Caros amigos vitorianos, esta semana, neste espaço de opinião que tenho a felicidade de partilhar convosco, vou fazer um exercício para o qual já tinha sido desafiado, mas que sentia que ainda não era o tempo certo de o realizar! Bem, o tempo chegou!
Já há algum tempo que, por imposição laboral, estou a viver na área metropolitana de Lisboa, e sendo um vitoriano e acima de tudo um vimaranense irredutível, nem sempre é fácil a convivência com a mentalidade centralista dos alfacinhas!
O primeiro ponto de conflito tem a ver com a ideia de que fora da capital impera o provincianismo, sempre condicionados por uma visão tão redutora como analfabeta de que tudo que não é Lisboa é “o Portugal de segunda categoria”. E garanto-lhes, porque estou cá e sei, como é verdade o contrário! Conseguir fazê-los entender que Guimarães é uma cidade cosmopolita, que guarda na sua beleza a interacção entre o Património histórico preservado e a “nova cidade” que vai crescendo, de forma harmoniosa, na envolvência, não é fácil! Ouvem, mas não entendem! O que vale é que nós sabemos…

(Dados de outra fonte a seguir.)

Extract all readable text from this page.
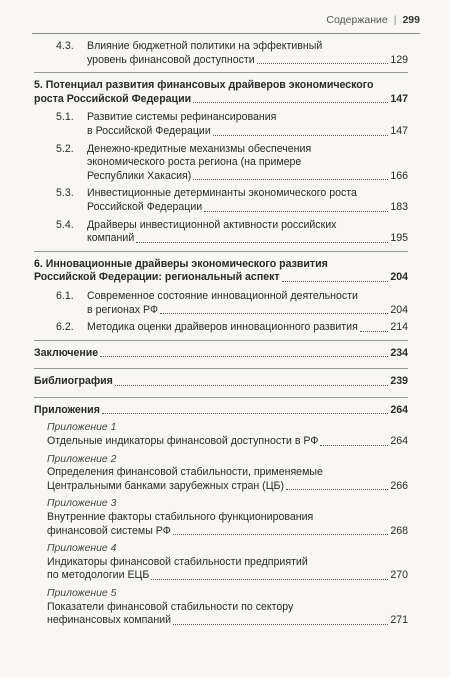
Содержание | 299
4.3.	Влияние бюджетной политики на эффективный
уровень финансовой доступности	129
5. Потенциал развития финансовых драйверов экономического
роста Российской Федерации	147
5.1.	Развитие системы рефинансирования
в Российской Федерации	147
5.2.	Денежно-кредитные механизмы обеспечения
экономического роста региона (на примере
Республики Хакасия)	166
5.3.	Инвестиционные детерминанты экономического роста
Российской Федерации	183
5.4.	Драйверы инвестиционной активности российских
компаний	195
6. Инновационные драйверы экономического развития
Российской Федерации: региональный аспект	204
6.1.	Современное состояние инновационной деятельности
в регионах РФ	204
6.2.	Методика оценки драйверов инновационного развития	214
Заключение	234
Библиография	239
Приложения	264
Приложение 1
Отдельные индикаторы финансовой доступности в РФ	264
Приложение 2
Определения финансовой стабильности, применяемые
Центральными банками зарубежных стран (ЦБ)	266
Приложение 3
Внутренние факторы стабильного функционирования
финансовой системы РФ	268
Приложение 4
Индикаторы финансовой стабильности предприятий
по методологии ЕЦБ	270
Приложение 5
Показатели финансовой стабильности по сектору
нефинансовых компаний	271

Segundo ponto de conflito, e este já com a influência do futebol, mas também com uma ideia que se generalizou a nível nacional: vêem os vimaranenses como pessoas violentas, ou com tendência para resolver tudo “à bruta, à pancada”! E aqui, confesso, às vezes dá-me vontade de lhes dar razão, e efectivamente aplicar o ditado: “já que temos a fama, vamos ficar também com o proveito”! São “moinhos de preconceito” que “este D. Quixote de Guimarães” vai peleando, numa guerra que é tão longa quão angustiante… Acredito!

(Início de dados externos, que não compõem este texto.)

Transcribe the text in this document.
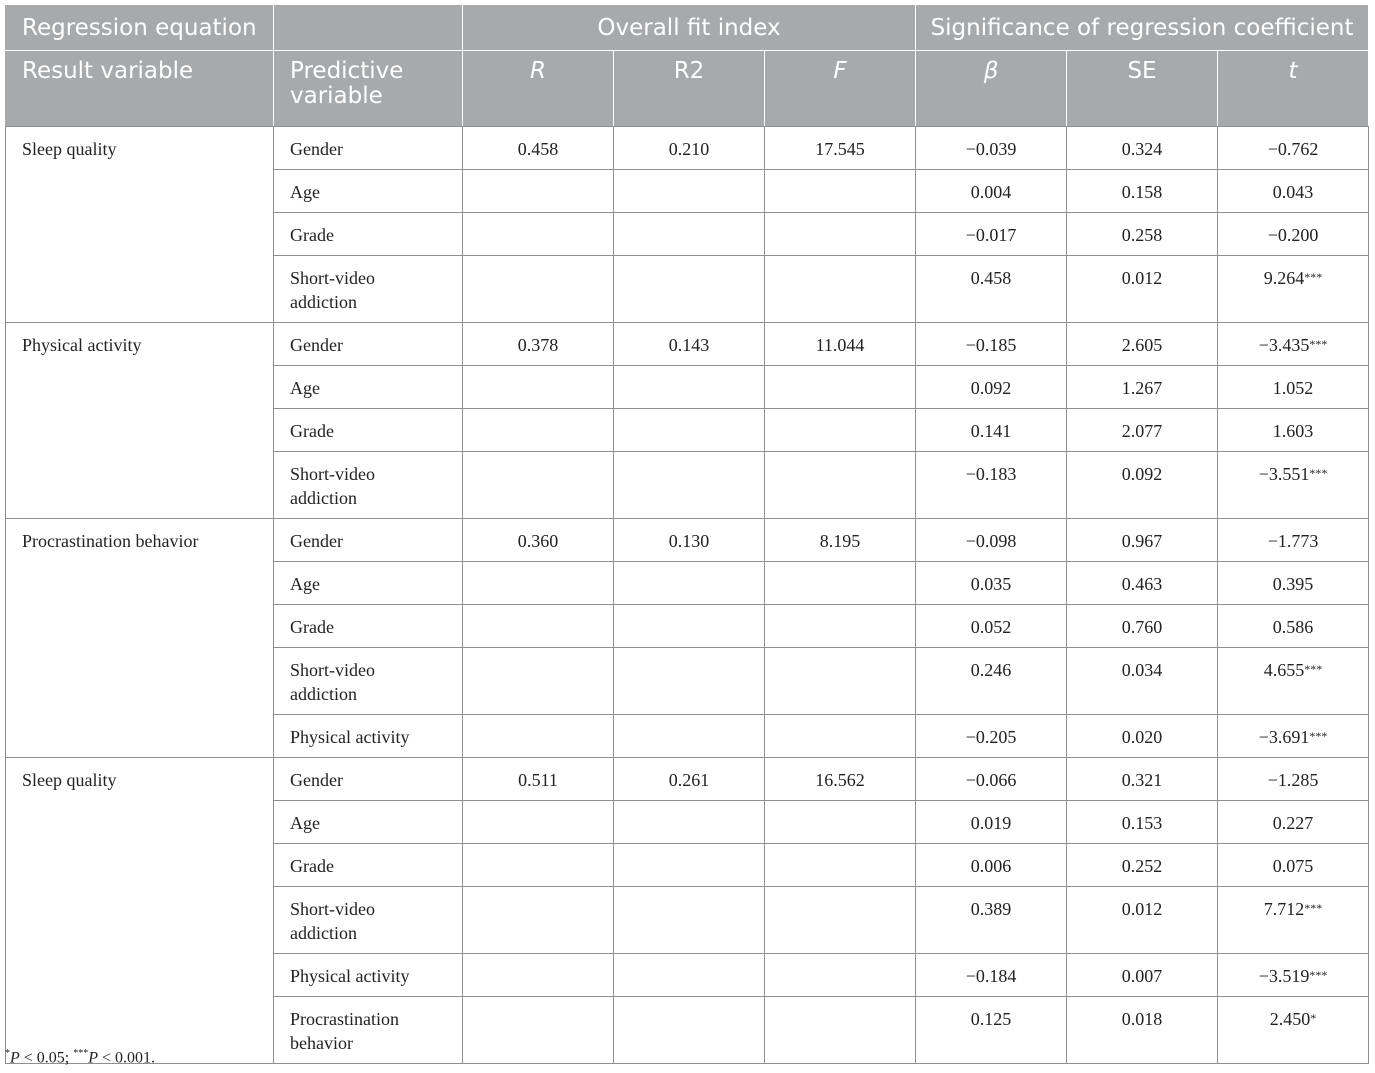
Regression equation		Overall fit index			Significance of regression coefficient		
Result variable	Predictive variable	R	R2	F	β	SE	t
Sleep quality	Gender	0.458	0.210	17.545	−0.039	0.324	−0.762
	Age				0.004	0.158	0.043
	Grade				−0.017	0.258	−0.200
	Short-video addiction				0.458	0.012	9.264***
Physical activity	Gender	0.378	0.143	11.044	−0.185	2.605	−3.435***
	Age				0.092	1.267	1.052
	Grade				0.141	2.077	1.603
	Short-video addiction				−0.183	0.092	−3.551***
Procrastination behavior	Gender	0.360	0.130	8.195	−0.098	0.967	−1.773
	Age				0.035	0.463	0.395
	Grade				0.052	0.760	0.586
	Short-video addiction				0.246	0.034	4.655***
	Physical activity				−0.205	0.020	−3.691***
Sleep quality	Gender	0.511	0.261	16.562	−0.066	0.321	−1.285
	Age				0.019	0.153	0.227
	Grade				0.006	0.252	0.075
	Short-video addiction				0.389	0.012	7.712***
	Physical activity				−0.184	0.007	−3.519***
	Procrastination behavior				0.125	0.018	2.450*
*P < 0.05; ***P < 0.001.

Por último, a eterna discussão futebolística, a qual me prende muito tempo, mas com uma vitória já há muito tempo conquistada! Digam bem, digam mal, conheçam muito, conheçam pouco, todos já sabem e admiram (ainda que às vezes não admitam) a “paixão única”, tão avassaladora como genuína, que temos pelo Vitorinha… Não raras vezes digo que se lhes vê no rosto laivos de inveja por não amarem as respectivas cidades e clubes como nós, vimaranenses, amamos. Um sentimento profundo, que vem da alma, da essência dos que nascem no Berço! É certo que também não foi fácil o ano da descida, com segundas-feiras tortuosas, mas o orgulho nunca esmoreceu, e continua sempre “firme e hirto”, como a espada de Afonso Henriques, o Conquistador!

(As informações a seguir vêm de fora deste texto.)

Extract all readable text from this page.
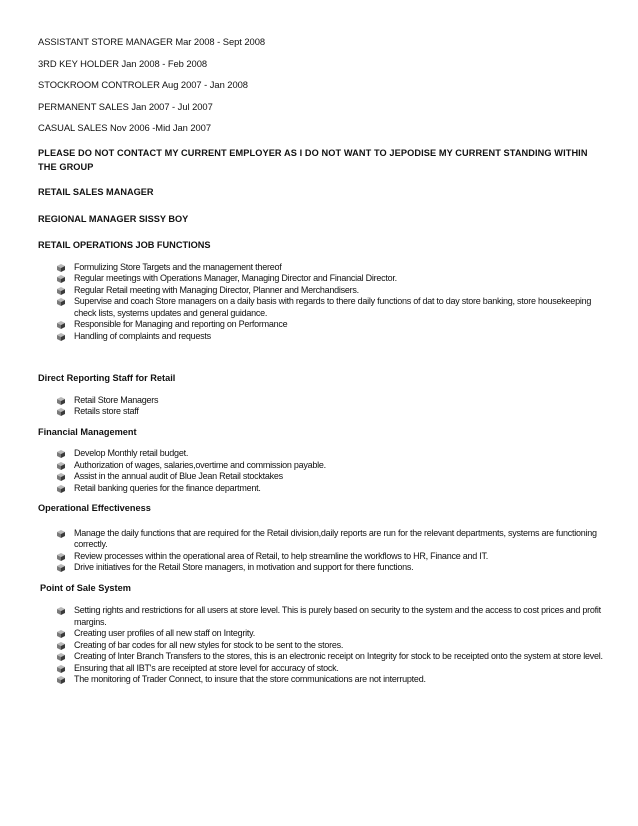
ASSISTANT STORE MANAGER Mar 2008 - Sept 2008
3RD KEY HOLDER Jan 2008 - Feb 2008
STOCKROOM CONTROLER Aug 2007 - Jan 2008
PERMANENT SALES Jan 2007 - Jul 2007
CASUAL SALES Nov 2006 -Mid Jan 2007
PLEASE DO NOT CONTACT MY CURRENT EMPLOYER AS I DO NOT WANT TO JEPODISE MY CURRENT STANDING WITHIN THE GROUP
RETAIL SALES MANAGER
REGIONAL MANAGER SISSY BOY
RETAIL OPERATIONS JOB FUNCTIONS
Formulizing Store Targets and the management thereof
Regular meetings with Operations Manager, Managing Director and Financial Director.
Regular Retail meeting with Managing Director, Planner and Merchandisers.
Supervise and coach Store managers on a daily basis with regards to there daily functions of dat to day store banking, store housekeeping check lists, systems updates and general guidance.
Responsible for Managing and reporting on Performance
Handling of complaints and requests
Direct Reporting Staff for Retail
Retail Store Managers
Retails store staff
Financial Management
Develop Monthly retail budget.
Authorization of wages, salaries,overtime and commission payable.
Assist in the annual audit of Blue Jean Retail stocktakes
Retail banking queries for the finance department.
Operational Effectiveness
Manage the daily functions that are required for the Retail division,daily reports are run for the relevant departments, systems are functioning correctly.
Review processes within the operational area of Retail, to help streamline the workflows to HR, Finance and IT.
Drive initiatives for the Retail Store managers, in motivation and support for there functions.
Point of Sale System
Setting rights and restrictions for all users at store level. This is purely based on security to the system and the access to cost prices and profit margins.
Creating user profiles of all new staff on Integrity.
Creating of bar codes for all new styles for stock to be sent to the stores.
Creating of Inter Branch Transfers to the stores, this is an electronic receipt on Integrity for stock to be receipted onto the system at store level.
Ensuring that all IBT's are receipted at store level for accuracy of stock.
The monitoring of Trader Connect, to insure that the store communications are not interrupted.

É certo que “os moinhos” são muitos, e o D. Quixote é só um, mas levo esta missão de fazer ver aos lisboetas de que as ideias pré-concebidas e centralistas que têm, em relação a Guimarães, estão completamente desfazadas da realidade! Bem, em relação ao futebol já sabem (e aprenderam a respeitar), que ser vitoriano é ter uma “paixão única”, tão dedicada ao clube como à vida… ou mais!
PS: A carta que ponho na mesa que mais lhes causa “dor na alma” é a de que, incontestavelmente, nós, em Guimarães, fomos primeiro portugueses que todos eles! Vá lá, até lhes fizemos o favor de os resgatar da alçada mourisca… à pancada, claro!